Depending on the word, this vocabulary work might include one or more of the strategies and tools Janet Allen offers in her wonderful book Inside Words, such as the Frayer Model, which asks students to think about how a new vocabulary word is similar and different to other words they know, and concept ladders, which invite students to dig into an abstract noun to better understand its causes, effects, uses and nuances. In this way, students have strategies that both help them learn vocabulary in a deep, more lasting way and to navigate texts with unfamiliar words with more resilience and confidence, knowing that that happens to every reader every once in a while.

Of course, there are times when we do want to introduce vocabulary before students read. And so in Part 2 I’ll share how a group of high school teachers I recently worked with made decisions about which words to pre-teach and why as they prepared to incorporate more diverse complex texts into their curriculum.

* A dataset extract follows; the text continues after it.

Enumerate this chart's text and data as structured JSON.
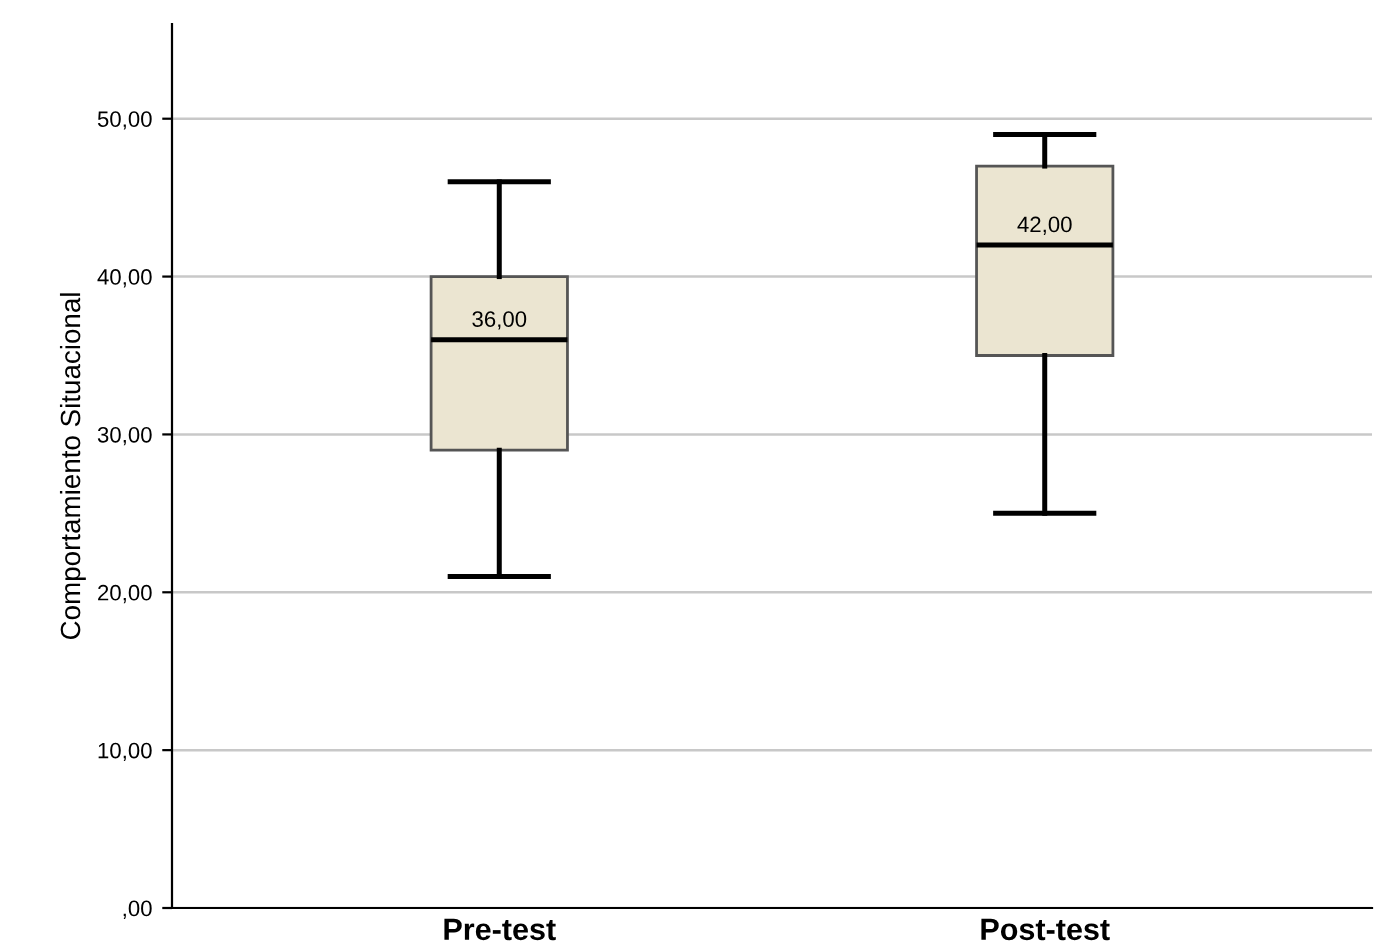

For now, though, I think what’s important to remember is that teaching students words is not the same as teaching them how to read—and that students need strategies and tools for both, along with lots of time to practice.

7 thoughts on “Making Strategic Decisions about When, How & Why to Teach Vocabulary (Part 1)

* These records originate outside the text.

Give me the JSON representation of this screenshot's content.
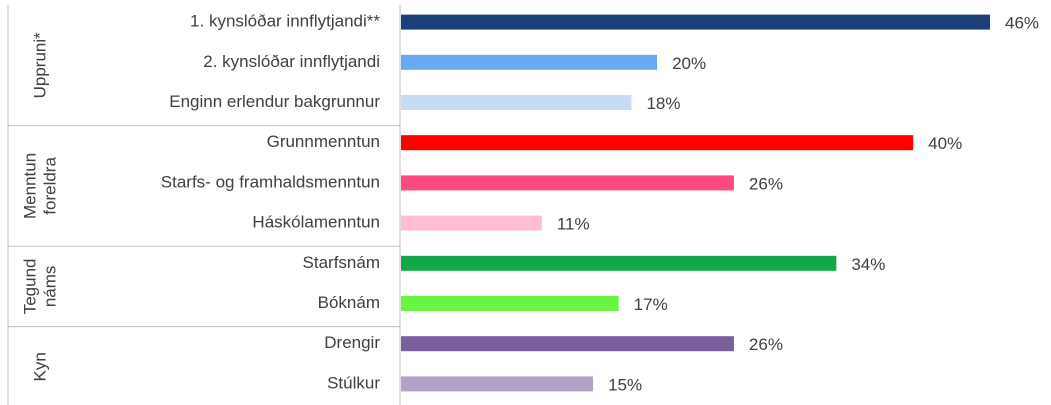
{
  "chart_data": {
    "type": "bar",
    "groups": [
      {
        "label": [
          "Uppruni*"
        ],
        "categories": [
          "1. kynslóðar innflytjandi**",
          "2. kynslóðar innflytjandi",
          "Enginn erlendur bakgrunnur"
        ],
        "values": [
          46,
          20,
          18
        ],
        "value_labels": [
          "46%",
          "20%",
          "18%"
        ],
        "colors": [
          "#1c3f7c",
          "#69a9f3",
          "#c6dbf4"
        ]
      },
      {
        "label": [
          "Menntun",
          "foreldra"
        ],
        "categories": [
          "Grunnmenntun",
          "Starfs- og framhaldsmenntun",
          "Háskólamenntun"
        ],
        "values": [
          40,
          26,
          11
        ],
        "value_labels": [
          "40%",
          "26%",
          "11%"
        ],
        "colors": [
          "#fe0000",
          "#ff4a7c",
          "#ffbed5"
        ]
      },
      {
        "label": [
          "Tegund",
          "náms"
        ],
        "categories": [
          "Starfsnám",
          "Bóknám"
        ],
        "values": [
          34,
          17
        ],
        "value_labels": [
          "34%",
          "17%"
        ],
        "colors": [
          "#13a846",
          "#67f443"
        ]
      },
      {
        "label": [
          "Kyn"
        ],
        "categories": [
          "Drengir",
          "Stúlkur"
        ],
        "values": [
          26,
          15
        ],
        "value_labels": [
          "26%",
          "15%"
        ],
        "colors": [
          "#7a5e9e",
          "#b0a2c9"
        ]
      }
    ]
  }
}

  1. I love your distinction around teaching vocabulary vs. teaching reading. I also love the 6th grade example where students highlighted what they knew. Not only was this a great way to make the extent to which readers rely on context visible to students but it was also instruction that operated from a strengths vs. deficit model (or growth vs. fixed mindset!)

    What amazing ownership for these students and how easy it would be to replicate this with other groups of students. I wonder how the bigger system of public education would shift if we consistently and constantly provided instruction based on student strengths and what they know vs. on what we perceive they don’t know? How might standardized testing change (or spontaneously combust 🙂 if this was our national paradigm? Still full of big ideas and dreams from our 2 summer days together!

    • It’s interesting that you used the word shift since I’ve been thinking about what I see as the invisible shifts behind the big six instructional shifts the Standards writers have identified. I just wish we could have as big of a national conversation around the need to shift from instruction based on deficits to instruction based on strengths as we have about shifting from mostly fiction to nonfiction. And we need more conversation about shifting from generic strategies to specific text-based strategies, which is how I view that example. But I’m glad that at least we’re having these conversations! And maybe in unanticipated ways we may even change the testing culture!

  2. What a great idea! I love that you used your own reading experience to inform your teaching. It seems to me the more we can do that, the more successful our lessons will be.

    • I cut my professional teeth in the late 80’s at the Teachers College Writing Project where we always tried to ground our instruction in authentic writing experiences. And it’s so interesting to me that we do that far more naturally in writing than we do in reading, where we’re tempted to pay more attention to research and trends than our own reading experiences. That’s not to say that research isn’t important, but we should be think about how it does or doesn’t correspond to our own experience because I believe every teacher can be a great teacher of reading if they take the time to really attend to what they do as readers. That can be our touchstone and our source of strength. So thanks for noticing & naming that!